Jim Jenkins

Bob Hall, a guardian of democracy, has served NC voters well

Bob Hall, of Democracy North Carolina, who filed the complaint with the board has the final say during a State Board of Elections hearing in 2009.
Bob Hall, of Democracy North Carolina, who filed the complaint with the board has the final say during a State Board of Elections hearing in 2009. News & Observer photo

It is one thing for one’s friends to say, “You know, you’re really kind of a genius,” and quite another to have an official verification of sorts, from, for example, the MacArthur Foundation, which awards no-strings-attached “genius grants” to those doing good and noble work to make the world a little better.

They are typically very focused people, and more often than not, quietly modest. They’d just as soon the MacArthur grant info not be in the first paragraph of anything written about them and don’t talk about it much.

The characterization fits Bob Hall (grant winner, 1992), who is executive director of Democracy North Carolina, a watchdog group that’s brought a tough spotlight on parts of the political system from campaign finance to voter suppression to the influence of special-interest groups (bankers protecting an industry’s tax breaks, for example), with one of the goals being to see that all voices are heard.

In talking to Hall, it hit me that he is a righteous brother, in the literal and not the show-business sense of the word. He’s done a lot of good for this state and for average folks who need to have some good done, whether in the form of seeing to it that they get a fair shake from their government or that they have clean air to breathe.

Hall, who’s 72 and sometime back announced he’s planning to retire, hesitates to talk about himself or the prospect of moving on to other interests. He says he wants it clear he is not yet retired and that the day may not be coming soon. He’s still in there pitching – mostly the high, hard ones at those in government who bend to the wishes of special-interest groups or want to skew the election process in favor of big money influence.

It is hard work, frustrating because it’s tough to gain the attention of politicians of different philosophies (Hall’s most certainly a liberal, though respected by Republican leaders) and always, it seems, running up against groups with more money and clout.

But Hall’s kept at it for more than 25 years, and in that time has taken on: how state Board of Transportation members misused their offices (reform has come); special-interest contributions to legislators and the influence they gained; the influence of big developers over environmental laws; illegal contributions from an owner of rest homes to Democrats; the influence of video-poker interests through campaign donations; big investments (tens of millions) from Republican Art Pope in various conservative groups over many years; reform to advocate public financing for judicial elections; and same-day voter registration, something he figures may have brought 400,000 people into the electoral process. Sometimes Democracy North Carolina has helped newspapers in attempts to report on some subject; other times it has raised attention by filing complaints with the State Board of Elections.

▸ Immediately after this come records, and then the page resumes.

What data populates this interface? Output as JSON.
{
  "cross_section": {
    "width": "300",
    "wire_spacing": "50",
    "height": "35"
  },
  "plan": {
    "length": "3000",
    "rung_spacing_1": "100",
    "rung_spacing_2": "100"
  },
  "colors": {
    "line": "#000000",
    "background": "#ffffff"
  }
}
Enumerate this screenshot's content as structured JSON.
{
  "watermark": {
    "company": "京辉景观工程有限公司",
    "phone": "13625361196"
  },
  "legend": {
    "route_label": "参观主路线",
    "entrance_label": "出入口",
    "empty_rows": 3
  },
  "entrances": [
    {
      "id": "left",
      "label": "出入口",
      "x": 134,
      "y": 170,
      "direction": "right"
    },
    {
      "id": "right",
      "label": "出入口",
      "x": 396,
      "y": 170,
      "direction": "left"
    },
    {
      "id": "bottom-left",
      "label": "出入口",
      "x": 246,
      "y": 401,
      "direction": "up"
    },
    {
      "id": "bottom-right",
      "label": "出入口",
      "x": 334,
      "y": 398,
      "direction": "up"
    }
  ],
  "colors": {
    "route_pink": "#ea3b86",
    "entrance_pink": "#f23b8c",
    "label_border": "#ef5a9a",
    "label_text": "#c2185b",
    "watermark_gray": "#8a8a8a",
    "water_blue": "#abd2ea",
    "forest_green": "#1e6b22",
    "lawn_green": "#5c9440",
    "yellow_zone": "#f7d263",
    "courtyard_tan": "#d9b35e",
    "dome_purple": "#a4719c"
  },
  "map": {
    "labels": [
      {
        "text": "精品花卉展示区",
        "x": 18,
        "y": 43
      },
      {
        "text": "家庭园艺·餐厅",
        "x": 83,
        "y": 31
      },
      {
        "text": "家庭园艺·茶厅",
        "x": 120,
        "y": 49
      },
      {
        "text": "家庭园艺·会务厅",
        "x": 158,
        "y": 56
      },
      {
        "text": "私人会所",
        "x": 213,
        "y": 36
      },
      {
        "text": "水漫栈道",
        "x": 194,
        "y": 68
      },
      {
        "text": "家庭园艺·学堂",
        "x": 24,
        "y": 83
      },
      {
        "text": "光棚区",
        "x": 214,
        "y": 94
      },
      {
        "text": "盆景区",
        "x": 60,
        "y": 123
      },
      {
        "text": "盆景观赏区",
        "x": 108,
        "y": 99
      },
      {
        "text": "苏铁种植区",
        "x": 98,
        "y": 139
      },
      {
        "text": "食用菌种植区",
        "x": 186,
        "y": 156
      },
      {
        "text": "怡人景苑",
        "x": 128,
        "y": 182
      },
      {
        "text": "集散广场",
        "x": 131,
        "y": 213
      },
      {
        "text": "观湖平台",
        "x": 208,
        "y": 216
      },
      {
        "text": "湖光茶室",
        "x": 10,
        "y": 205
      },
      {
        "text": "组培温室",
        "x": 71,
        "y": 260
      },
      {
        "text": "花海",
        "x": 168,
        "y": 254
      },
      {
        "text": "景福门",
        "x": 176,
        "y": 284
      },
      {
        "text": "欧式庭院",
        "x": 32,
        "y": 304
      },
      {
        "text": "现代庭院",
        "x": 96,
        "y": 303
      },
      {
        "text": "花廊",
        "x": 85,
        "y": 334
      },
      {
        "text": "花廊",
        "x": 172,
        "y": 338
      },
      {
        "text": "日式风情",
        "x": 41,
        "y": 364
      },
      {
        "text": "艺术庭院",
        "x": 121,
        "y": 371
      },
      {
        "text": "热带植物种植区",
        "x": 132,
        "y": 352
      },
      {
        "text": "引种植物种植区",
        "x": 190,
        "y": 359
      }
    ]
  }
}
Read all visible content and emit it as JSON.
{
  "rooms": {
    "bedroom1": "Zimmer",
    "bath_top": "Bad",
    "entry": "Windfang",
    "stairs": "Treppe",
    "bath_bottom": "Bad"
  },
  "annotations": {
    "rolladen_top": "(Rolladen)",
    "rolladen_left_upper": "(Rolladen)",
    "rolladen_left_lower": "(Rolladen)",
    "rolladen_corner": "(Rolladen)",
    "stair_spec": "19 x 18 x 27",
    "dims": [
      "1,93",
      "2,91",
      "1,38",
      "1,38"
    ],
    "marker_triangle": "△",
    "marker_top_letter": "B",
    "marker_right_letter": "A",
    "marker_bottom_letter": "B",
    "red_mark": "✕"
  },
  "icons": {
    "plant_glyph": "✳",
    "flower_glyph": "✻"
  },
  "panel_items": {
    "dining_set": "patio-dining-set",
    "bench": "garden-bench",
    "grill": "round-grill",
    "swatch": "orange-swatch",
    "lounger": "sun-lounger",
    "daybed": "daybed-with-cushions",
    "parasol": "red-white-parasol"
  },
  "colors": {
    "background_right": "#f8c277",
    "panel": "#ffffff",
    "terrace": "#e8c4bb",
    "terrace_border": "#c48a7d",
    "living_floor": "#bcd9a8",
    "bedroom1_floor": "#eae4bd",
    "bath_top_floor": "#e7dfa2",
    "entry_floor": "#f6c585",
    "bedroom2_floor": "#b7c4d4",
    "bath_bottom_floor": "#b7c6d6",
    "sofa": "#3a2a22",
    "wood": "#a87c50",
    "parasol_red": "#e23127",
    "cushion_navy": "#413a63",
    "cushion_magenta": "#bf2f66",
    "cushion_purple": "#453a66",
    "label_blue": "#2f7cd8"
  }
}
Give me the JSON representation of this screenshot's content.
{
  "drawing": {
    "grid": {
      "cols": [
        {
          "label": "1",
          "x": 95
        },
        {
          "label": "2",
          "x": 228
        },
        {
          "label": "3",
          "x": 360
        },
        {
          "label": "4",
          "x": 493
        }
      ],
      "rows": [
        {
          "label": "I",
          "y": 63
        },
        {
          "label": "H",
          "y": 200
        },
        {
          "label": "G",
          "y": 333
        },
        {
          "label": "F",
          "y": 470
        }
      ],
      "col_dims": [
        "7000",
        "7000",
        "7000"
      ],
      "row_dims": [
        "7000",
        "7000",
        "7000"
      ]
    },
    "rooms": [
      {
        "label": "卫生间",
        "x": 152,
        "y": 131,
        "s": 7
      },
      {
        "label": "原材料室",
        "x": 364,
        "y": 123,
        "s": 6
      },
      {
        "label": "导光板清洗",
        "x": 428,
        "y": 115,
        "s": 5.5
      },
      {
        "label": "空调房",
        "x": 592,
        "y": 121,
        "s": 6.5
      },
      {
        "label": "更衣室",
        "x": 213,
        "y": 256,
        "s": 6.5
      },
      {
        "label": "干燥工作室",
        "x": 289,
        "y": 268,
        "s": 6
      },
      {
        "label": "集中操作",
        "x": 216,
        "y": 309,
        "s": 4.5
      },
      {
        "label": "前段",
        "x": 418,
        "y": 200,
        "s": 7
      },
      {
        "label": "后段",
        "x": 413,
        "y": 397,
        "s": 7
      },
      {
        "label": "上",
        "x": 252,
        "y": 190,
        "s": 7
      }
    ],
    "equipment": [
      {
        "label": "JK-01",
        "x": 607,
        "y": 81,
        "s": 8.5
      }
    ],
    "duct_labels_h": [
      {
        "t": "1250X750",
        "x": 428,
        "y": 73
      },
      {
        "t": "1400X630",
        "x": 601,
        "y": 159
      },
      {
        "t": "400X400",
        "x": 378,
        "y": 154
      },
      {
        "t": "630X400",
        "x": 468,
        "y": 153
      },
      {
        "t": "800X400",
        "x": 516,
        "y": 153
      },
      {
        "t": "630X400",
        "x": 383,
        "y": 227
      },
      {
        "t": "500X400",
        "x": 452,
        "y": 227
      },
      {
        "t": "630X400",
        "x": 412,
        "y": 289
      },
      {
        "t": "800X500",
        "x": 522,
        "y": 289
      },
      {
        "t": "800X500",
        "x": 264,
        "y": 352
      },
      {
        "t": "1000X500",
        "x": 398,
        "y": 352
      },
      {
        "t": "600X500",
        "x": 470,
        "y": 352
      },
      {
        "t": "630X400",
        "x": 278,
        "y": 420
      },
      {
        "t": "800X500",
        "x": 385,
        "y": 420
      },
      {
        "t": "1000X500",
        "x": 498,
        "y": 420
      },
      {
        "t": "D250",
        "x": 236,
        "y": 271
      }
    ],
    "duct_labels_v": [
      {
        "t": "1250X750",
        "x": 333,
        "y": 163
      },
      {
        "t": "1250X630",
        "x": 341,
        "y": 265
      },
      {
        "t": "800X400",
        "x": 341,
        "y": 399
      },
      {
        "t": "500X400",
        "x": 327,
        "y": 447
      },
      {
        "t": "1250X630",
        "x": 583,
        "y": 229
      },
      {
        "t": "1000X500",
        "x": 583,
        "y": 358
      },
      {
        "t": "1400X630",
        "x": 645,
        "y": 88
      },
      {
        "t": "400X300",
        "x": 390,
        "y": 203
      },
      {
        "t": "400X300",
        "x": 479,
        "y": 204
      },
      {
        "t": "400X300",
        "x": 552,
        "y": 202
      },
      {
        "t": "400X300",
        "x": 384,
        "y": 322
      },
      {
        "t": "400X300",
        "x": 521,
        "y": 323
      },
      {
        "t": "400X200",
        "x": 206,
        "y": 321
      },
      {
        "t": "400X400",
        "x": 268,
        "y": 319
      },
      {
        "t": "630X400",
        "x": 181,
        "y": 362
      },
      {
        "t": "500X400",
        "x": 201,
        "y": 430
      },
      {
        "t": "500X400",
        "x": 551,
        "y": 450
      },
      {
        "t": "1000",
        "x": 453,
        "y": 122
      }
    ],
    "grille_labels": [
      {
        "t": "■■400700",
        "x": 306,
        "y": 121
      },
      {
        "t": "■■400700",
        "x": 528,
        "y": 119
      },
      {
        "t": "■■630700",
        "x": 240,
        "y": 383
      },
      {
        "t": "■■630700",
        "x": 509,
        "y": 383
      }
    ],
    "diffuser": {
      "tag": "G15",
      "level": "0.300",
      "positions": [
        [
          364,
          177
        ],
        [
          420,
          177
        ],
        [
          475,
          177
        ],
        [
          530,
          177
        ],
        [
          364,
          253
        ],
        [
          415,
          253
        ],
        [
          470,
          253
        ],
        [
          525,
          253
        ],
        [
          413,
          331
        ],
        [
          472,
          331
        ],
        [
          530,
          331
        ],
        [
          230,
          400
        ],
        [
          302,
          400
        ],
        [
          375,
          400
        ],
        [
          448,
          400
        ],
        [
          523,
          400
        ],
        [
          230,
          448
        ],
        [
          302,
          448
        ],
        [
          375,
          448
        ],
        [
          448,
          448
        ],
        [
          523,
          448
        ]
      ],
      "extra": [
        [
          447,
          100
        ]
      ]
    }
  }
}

In virtually all cases, Democracy North Carolina has put a light on issues that needed it. The powerful have often been offended, many times angered or embarrassed. We in newspapers have called the group a “watchdog,” but it’s been an aggressive advocate for honesty and openness, and no matter how those in power may sometimes resist criticism and and minimize it, the fact is that once Democracy North Carolina has come calling, a better government comes out of the visit. Oh, some battles have been lost, to be sure. But some have been won.

Hall came by his righteousness honestly. “I was raised in the church by a single mom,” he says, “who taught me the difference between right and wrong. I understood class difference very early and got swept up in the civil rights movement and I was seized by that spirit … what Dr. (Martin Luther) King talked about.”

A righteous young man he was; a righteous 72-year-old he still is. His people in Central Florida were preachers and teachers and choir directors. Though his diplomatic skills and education might have taken him far to lucrative ventures in business or even high office in politics, he probably was destined to do good and do right and enjoy a clear, focused life. And he’s not done yet. Democracy North Carolina will not quickly or easily replace Bob Hall; North Carolina itself won’t, either.